Hoeveel antibiotica mag een dierenarts voorschrijven op basis van een klinische inspectie?
De hoeveelheid antibiotica die genoeg is om de dieren 1 keer te kunnen behandelen. De dierenarts hoeft bij afleveren geen primaire verpakkingen open te breken ('uitponden'). Als de hoeveelheid voorgeschreven, niet-uitgeponde, antibiotica meer is dan de hoeveelheid om de dieren maximaal 1 keer te behandelen, dan mag het voorgeschreven overschot nooit meer dan 1 keer de kleinste verpakkingseenheid zijn.
Moet de dierenarts voor elke aflevering van antibiotica een klinische inspectie van de te behandelen dieren uitvoeren?
Uitgangspunt is dat de dierenarts voor elke aflevering van antibiotica een klinische inspectie doet en op basis daarvan een diagnose stelt.
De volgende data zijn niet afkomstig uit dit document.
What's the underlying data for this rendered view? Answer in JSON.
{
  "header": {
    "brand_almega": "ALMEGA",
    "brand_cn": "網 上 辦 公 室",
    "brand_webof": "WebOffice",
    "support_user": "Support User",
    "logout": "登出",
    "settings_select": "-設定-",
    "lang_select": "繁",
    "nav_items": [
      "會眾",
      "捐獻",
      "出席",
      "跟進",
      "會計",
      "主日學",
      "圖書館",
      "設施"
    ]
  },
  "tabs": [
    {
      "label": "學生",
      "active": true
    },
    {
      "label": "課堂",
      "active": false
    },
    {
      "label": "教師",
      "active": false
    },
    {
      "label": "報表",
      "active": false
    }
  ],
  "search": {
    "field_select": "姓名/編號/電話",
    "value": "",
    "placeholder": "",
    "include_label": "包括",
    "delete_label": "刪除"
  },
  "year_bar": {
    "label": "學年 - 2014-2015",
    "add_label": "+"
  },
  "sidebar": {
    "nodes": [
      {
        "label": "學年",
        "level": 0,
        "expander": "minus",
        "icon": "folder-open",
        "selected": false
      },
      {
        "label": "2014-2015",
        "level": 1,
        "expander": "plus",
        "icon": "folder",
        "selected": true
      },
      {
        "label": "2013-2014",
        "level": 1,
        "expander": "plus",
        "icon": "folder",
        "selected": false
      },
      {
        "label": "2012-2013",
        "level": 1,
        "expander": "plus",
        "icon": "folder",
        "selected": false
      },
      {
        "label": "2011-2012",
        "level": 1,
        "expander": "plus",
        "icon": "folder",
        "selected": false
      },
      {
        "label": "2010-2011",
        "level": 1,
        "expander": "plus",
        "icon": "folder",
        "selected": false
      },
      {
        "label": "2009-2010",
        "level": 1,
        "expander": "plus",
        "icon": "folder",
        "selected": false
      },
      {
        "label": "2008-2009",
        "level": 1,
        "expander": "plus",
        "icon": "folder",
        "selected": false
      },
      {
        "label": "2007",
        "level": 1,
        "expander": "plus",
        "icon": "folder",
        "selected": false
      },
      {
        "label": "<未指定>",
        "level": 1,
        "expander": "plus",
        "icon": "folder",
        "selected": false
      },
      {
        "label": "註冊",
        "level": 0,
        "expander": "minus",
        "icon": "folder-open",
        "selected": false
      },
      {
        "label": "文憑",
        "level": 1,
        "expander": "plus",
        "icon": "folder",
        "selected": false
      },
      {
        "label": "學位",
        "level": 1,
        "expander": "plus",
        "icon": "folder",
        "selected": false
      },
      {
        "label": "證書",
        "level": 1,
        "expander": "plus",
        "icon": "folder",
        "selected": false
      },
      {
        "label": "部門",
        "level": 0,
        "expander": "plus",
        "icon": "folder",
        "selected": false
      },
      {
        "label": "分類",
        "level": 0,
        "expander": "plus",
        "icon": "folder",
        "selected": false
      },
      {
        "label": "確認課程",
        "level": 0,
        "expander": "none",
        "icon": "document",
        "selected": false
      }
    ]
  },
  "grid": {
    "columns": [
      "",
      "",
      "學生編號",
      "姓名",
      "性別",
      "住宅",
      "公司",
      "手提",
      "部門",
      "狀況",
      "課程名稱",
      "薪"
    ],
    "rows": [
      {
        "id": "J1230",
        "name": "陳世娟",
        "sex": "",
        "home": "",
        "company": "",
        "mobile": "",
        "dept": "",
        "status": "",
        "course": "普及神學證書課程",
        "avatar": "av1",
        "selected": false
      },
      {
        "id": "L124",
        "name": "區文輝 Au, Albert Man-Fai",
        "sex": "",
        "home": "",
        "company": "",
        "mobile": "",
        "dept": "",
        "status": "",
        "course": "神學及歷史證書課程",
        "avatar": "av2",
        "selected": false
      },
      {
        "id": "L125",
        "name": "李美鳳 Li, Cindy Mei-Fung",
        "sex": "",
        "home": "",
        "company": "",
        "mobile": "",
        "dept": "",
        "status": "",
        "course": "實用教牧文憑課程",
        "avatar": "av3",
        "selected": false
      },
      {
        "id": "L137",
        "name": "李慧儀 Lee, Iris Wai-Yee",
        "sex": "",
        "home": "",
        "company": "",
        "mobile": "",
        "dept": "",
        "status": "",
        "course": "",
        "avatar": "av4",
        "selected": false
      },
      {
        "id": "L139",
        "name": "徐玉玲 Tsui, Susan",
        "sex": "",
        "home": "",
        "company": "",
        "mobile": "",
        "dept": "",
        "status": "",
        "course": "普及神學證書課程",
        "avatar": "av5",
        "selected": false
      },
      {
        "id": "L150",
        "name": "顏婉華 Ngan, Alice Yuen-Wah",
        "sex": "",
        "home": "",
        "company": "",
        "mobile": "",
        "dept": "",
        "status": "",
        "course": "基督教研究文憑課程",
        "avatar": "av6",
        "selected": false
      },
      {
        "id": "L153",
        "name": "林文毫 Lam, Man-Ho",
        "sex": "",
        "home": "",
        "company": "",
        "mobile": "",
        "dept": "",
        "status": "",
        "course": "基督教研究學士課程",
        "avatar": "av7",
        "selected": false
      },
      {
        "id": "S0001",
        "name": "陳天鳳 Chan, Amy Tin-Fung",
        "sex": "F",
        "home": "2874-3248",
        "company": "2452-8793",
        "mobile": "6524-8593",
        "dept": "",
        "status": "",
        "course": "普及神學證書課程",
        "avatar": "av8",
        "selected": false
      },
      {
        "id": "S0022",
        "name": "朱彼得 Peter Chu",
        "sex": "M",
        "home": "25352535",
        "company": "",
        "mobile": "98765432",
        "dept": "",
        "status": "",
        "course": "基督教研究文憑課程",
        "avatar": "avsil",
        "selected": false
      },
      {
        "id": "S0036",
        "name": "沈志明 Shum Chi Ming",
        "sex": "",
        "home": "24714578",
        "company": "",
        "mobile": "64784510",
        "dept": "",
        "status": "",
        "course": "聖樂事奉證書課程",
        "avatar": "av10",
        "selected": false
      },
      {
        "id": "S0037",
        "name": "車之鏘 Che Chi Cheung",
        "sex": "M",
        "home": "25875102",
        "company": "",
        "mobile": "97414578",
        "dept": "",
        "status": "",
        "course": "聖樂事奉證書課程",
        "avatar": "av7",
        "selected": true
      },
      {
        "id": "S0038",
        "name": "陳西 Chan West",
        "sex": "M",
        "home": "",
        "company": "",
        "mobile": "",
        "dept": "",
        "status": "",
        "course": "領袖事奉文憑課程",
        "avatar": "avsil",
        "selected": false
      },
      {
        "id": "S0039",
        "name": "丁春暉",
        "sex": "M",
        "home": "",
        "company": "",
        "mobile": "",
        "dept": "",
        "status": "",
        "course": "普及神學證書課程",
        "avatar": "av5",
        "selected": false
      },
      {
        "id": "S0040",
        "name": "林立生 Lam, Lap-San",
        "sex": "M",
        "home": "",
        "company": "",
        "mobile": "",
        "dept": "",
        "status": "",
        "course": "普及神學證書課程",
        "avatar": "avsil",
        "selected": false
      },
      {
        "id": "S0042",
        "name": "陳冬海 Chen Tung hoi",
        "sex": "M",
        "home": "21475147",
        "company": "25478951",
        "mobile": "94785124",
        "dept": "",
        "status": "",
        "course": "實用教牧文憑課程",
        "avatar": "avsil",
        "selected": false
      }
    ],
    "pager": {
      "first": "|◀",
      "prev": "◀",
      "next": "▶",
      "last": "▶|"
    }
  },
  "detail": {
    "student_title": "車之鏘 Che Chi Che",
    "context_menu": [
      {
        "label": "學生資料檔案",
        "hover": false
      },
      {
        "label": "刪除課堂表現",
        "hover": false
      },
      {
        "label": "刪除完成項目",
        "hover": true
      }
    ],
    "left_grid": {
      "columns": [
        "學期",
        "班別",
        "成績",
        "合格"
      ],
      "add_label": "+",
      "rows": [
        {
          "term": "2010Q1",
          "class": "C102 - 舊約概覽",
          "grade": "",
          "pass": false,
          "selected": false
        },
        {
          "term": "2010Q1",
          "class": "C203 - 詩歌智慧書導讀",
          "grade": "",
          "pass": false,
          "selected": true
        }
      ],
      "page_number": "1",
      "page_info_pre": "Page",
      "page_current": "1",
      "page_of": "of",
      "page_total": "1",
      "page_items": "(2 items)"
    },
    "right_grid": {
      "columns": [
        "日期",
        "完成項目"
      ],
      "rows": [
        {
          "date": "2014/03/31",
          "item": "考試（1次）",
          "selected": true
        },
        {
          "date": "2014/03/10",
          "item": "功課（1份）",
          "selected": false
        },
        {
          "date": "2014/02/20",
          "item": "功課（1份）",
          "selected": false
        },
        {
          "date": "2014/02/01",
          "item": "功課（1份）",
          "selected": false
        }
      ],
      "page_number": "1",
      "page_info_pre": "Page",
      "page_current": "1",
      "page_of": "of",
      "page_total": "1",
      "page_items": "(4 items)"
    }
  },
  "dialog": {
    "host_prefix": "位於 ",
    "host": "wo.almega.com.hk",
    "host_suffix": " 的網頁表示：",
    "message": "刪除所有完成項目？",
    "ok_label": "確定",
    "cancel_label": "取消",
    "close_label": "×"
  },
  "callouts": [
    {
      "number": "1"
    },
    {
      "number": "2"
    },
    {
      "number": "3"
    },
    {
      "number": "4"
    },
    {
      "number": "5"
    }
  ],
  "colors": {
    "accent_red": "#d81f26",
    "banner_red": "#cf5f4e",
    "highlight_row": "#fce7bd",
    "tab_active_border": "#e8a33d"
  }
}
Afleveren zonder klinische inspectie is beperkt tot 1e en bepaalde 2e keuze antibiotica en mag
alleen als:
- de dierenarts de omstandigheden kent waaronder de dieren worden gehouden;
- de dierenarts de behandelingsgeschiedenis van de dieren kent;
- de houder een 1-op-1 relatie met de dierenarts heeft;
- de dierenarts regelmatig een bedrijfsbezoek aflegt;
- er een bedrijfsgezondheidsplan en een bedrijfsbehandelplan is;
- de houder met die antibiotica uitsluitend individuele dieren behandelt conform bedrijfsbehandelplan.
Mag een veehouder antibiotica voorhanden hebben op basis van symptomen, bijvoorbeeld milde mastitis, mastitis en ernstige mastitis?
Als het verschillende veterinaire aandoeningen zijn, dan moeten deze apart worden benoemd in het bedrijfsbehandelplan.
Mag een veehouder 2 antibiotica voorhanden hebben die onderdeel zijn van 1 behandeling?
Als een behandeling voor een ziekte uit 2 antibiotica bestaat, dan moet dit in het bedrijfsbehandelplan omgeschreven staan.